LONG POND, Pa. - The garage area at the Pocono Raceway is divided into two sections. The teams ranked in the top 20 occupy one side of the garage, everyone else is parked at the far end.
For now, Kenny Wallace does his work with the also-rans of the far end. Fans aren't camped around his garage stall for autographs, security officials rarely get off their chairs for a patrol.
For now, Wallace accepts his role as one of the less-popular drivers with a hint of optimism. A win or two, he thinks, would push him to the more-popular end of the work area.
"I guess what I'm saying is in a nutshell, I understand the mentality of this sport in every facet," he said while preparing for today's Pennsylvania 500 (1 p.m., TBS). "People don't want to write about my eight Busch Series wins and my eight poles and my two-time most popular driver award (in Busch) and my two Winston Cup poles and my 50-something top-fives in Busch. What they want to write about is in the last four years I haven't been a superstar in Winston Cup. I've been competitive and I've been racing my butt off."
Wallace had a career-best second place finish at Loudon, N.H., two weeks ago, and yet his finish was overshadowed by a last-lap bump between Jeff Gordon and Dale Jarrett.
"You've got to have a psychological profile to be able to run in this sport," Wallace said. "I call it being busy being famous.
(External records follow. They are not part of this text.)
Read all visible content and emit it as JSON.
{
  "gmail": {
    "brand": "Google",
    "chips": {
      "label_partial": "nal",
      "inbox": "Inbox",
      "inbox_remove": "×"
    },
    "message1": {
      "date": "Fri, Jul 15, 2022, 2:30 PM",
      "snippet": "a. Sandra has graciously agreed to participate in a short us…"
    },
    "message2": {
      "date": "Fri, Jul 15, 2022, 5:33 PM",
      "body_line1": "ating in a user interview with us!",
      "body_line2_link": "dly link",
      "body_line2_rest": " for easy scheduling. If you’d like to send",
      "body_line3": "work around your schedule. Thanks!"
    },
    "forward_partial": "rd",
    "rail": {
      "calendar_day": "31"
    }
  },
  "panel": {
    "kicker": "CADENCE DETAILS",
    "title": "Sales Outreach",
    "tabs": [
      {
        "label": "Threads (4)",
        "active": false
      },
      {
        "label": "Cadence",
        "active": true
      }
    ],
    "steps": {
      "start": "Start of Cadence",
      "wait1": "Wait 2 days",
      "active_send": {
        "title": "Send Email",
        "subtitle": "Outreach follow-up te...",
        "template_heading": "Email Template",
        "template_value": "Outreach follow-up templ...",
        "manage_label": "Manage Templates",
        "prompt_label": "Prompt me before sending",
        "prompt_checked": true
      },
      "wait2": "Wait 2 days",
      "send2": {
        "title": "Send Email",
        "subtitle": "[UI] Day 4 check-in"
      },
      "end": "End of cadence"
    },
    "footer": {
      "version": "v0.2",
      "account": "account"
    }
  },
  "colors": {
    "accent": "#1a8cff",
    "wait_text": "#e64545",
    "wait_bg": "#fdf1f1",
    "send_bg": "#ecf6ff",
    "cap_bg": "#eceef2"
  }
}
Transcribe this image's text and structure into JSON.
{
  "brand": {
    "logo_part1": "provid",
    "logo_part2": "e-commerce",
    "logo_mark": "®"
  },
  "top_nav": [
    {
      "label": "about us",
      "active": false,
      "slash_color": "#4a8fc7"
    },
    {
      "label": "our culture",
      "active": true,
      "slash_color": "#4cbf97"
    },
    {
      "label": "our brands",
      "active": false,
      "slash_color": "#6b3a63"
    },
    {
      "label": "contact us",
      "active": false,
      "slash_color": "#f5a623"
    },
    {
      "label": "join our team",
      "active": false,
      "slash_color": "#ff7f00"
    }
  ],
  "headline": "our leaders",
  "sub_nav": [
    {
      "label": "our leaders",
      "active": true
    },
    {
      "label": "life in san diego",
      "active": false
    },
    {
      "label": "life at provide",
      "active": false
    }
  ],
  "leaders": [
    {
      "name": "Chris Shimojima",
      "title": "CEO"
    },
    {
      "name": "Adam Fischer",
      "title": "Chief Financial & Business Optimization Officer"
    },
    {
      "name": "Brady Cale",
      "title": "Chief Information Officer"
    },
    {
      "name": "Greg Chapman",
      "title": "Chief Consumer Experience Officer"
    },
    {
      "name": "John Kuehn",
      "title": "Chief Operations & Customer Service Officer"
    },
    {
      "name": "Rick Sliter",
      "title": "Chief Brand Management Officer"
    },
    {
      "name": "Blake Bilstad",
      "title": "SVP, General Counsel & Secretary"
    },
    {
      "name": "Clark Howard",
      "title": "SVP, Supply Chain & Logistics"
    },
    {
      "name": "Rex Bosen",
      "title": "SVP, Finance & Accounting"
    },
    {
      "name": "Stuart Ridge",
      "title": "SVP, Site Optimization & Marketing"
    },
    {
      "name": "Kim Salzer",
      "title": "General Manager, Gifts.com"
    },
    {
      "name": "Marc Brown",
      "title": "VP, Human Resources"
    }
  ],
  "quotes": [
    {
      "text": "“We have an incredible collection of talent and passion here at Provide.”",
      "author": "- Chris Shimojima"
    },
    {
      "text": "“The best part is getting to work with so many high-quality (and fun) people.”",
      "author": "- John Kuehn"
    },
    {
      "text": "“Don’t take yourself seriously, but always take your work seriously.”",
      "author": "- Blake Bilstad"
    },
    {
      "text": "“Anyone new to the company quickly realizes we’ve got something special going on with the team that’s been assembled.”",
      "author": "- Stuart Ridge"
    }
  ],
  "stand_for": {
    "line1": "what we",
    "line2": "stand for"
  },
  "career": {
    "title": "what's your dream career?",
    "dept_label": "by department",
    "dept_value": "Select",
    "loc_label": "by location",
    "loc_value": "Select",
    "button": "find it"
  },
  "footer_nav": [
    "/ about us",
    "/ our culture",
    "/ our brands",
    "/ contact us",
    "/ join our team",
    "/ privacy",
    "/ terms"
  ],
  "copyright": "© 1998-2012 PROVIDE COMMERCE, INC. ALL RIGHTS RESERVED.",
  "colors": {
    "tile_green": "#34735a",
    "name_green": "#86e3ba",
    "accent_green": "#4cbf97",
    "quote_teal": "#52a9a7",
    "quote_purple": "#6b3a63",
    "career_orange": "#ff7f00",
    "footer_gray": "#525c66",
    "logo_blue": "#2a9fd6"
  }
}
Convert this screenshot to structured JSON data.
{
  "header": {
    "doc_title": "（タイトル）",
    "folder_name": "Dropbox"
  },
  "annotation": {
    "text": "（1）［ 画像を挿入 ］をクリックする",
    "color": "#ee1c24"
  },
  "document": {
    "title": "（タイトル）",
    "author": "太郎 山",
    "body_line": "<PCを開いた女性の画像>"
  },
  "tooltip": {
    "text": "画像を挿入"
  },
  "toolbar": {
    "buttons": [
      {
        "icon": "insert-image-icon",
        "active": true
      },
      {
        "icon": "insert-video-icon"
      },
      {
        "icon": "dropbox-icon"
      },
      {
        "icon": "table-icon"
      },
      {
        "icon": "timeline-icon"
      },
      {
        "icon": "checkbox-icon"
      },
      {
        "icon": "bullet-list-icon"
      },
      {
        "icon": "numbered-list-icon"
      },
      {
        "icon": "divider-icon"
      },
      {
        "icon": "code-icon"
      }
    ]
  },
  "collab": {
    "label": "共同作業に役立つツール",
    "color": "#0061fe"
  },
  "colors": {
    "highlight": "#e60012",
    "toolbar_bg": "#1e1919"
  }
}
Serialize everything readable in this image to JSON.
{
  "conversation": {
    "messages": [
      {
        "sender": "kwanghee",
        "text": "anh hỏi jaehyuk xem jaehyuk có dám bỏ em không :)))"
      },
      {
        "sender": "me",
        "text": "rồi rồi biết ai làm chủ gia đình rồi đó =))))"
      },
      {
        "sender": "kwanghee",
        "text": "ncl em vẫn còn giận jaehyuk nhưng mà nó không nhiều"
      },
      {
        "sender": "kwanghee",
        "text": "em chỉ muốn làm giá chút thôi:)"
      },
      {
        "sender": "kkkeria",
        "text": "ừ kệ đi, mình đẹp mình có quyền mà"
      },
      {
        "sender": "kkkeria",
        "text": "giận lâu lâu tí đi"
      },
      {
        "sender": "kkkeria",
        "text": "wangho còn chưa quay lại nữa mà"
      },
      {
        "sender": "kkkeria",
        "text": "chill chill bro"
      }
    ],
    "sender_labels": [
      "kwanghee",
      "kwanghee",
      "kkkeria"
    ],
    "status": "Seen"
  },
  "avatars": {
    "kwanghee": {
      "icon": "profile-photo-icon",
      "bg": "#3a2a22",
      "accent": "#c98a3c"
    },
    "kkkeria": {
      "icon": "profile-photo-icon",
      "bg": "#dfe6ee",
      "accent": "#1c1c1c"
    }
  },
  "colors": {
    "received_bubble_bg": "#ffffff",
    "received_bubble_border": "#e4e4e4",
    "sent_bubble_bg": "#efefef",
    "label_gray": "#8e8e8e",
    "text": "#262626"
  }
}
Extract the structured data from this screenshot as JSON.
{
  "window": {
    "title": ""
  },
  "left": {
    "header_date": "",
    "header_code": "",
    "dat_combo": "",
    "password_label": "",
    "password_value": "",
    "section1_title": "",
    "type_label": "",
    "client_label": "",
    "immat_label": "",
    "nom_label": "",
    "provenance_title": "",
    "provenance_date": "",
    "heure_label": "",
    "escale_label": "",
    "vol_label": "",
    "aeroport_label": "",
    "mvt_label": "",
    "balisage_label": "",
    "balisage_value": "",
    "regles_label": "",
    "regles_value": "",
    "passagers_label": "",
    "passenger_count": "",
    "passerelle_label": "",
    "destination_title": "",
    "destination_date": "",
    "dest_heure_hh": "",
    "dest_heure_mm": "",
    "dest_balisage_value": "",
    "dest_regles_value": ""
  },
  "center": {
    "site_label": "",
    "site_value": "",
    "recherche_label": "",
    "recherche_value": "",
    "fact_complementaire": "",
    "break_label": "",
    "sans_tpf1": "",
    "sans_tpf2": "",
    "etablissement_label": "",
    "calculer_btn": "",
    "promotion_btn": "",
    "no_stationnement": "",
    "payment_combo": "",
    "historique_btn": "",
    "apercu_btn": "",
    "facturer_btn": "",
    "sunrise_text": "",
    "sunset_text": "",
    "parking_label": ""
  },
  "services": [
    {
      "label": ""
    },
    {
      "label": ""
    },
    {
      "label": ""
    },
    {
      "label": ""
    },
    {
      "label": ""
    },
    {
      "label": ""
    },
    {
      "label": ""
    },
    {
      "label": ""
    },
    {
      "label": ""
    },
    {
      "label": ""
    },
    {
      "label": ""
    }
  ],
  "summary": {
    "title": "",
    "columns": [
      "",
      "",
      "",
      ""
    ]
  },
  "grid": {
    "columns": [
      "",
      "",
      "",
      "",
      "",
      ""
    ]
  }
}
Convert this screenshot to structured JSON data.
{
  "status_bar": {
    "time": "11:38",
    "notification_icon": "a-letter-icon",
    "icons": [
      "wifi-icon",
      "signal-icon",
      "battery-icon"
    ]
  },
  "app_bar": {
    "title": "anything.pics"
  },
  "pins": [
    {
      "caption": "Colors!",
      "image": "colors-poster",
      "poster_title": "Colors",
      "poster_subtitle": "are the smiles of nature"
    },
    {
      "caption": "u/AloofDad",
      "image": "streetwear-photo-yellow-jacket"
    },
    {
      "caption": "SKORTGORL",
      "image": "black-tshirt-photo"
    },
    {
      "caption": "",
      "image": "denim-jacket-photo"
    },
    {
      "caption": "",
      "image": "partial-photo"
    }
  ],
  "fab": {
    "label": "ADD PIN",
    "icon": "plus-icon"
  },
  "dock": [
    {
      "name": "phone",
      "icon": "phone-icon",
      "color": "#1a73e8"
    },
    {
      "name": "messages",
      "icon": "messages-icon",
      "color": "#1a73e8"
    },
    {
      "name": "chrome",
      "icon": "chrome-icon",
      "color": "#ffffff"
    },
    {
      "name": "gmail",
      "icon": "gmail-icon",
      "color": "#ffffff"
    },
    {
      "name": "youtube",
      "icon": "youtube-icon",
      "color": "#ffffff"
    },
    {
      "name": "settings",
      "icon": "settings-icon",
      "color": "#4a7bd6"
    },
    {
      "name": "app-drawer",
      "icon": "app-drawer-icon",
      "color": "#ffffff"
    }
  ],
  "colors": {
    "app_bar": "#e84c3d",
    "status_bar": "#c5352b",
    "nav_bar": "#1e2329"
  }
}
When you're busy being famous like those guys with the entourage around them and the people making sure they're famous, you become famous.
"I really think I understand the mentality of some people. It's not right. The media on CNN Headline News on Sunday night didn't first say that Jeff Burton won the race (at New Hampshire). They said the bumping incident between Dale Jarrett and Jeff Gordon provoked a shouting match, and by the way, Jeff Burton won the race. That tells you the whole makeup of the mind set. This is a funny sport."
Wallace is 21st in the current NASCAR Winston Cup Series point standings -- just one position away from joining the front runners in the garage area of heavy-hitters. His Square D Chevrolet Monte Carlo is 28th in the starting lineup for the 500-mile race on the triangle-shaped 2.5-mile speedway that 29 years ago was a giant spinach farm.
"I have been the poster child for the struggling teams," Wallace said. "I'm 21st in the points, but I'm only 15 points out of 19th. This sport is so temperamental, we've got to take our 15th and 17th and 11th-place finishes and that's what we're really trying to do.
"This hasn't been a real good track for me, but it's not bad as far as my ability. I've had just about everything in the world happen to me here, most of it blown motors. The last time I was here, I was running good and I blew a right-front tire."
If Wallace is to make a dramatic push into the top-20, he has a long way to go this afternoon. His qualifying effort of 167.638 mph is well off Mike Skinner's pole speed of 170.451 mph.
"It matters to me where we finish because I want to go into the winter vacation and feel like somebody," Wallace said. "I feel real good about the race. If I can finish second again, I'll be happy -- whether anyone notices or not."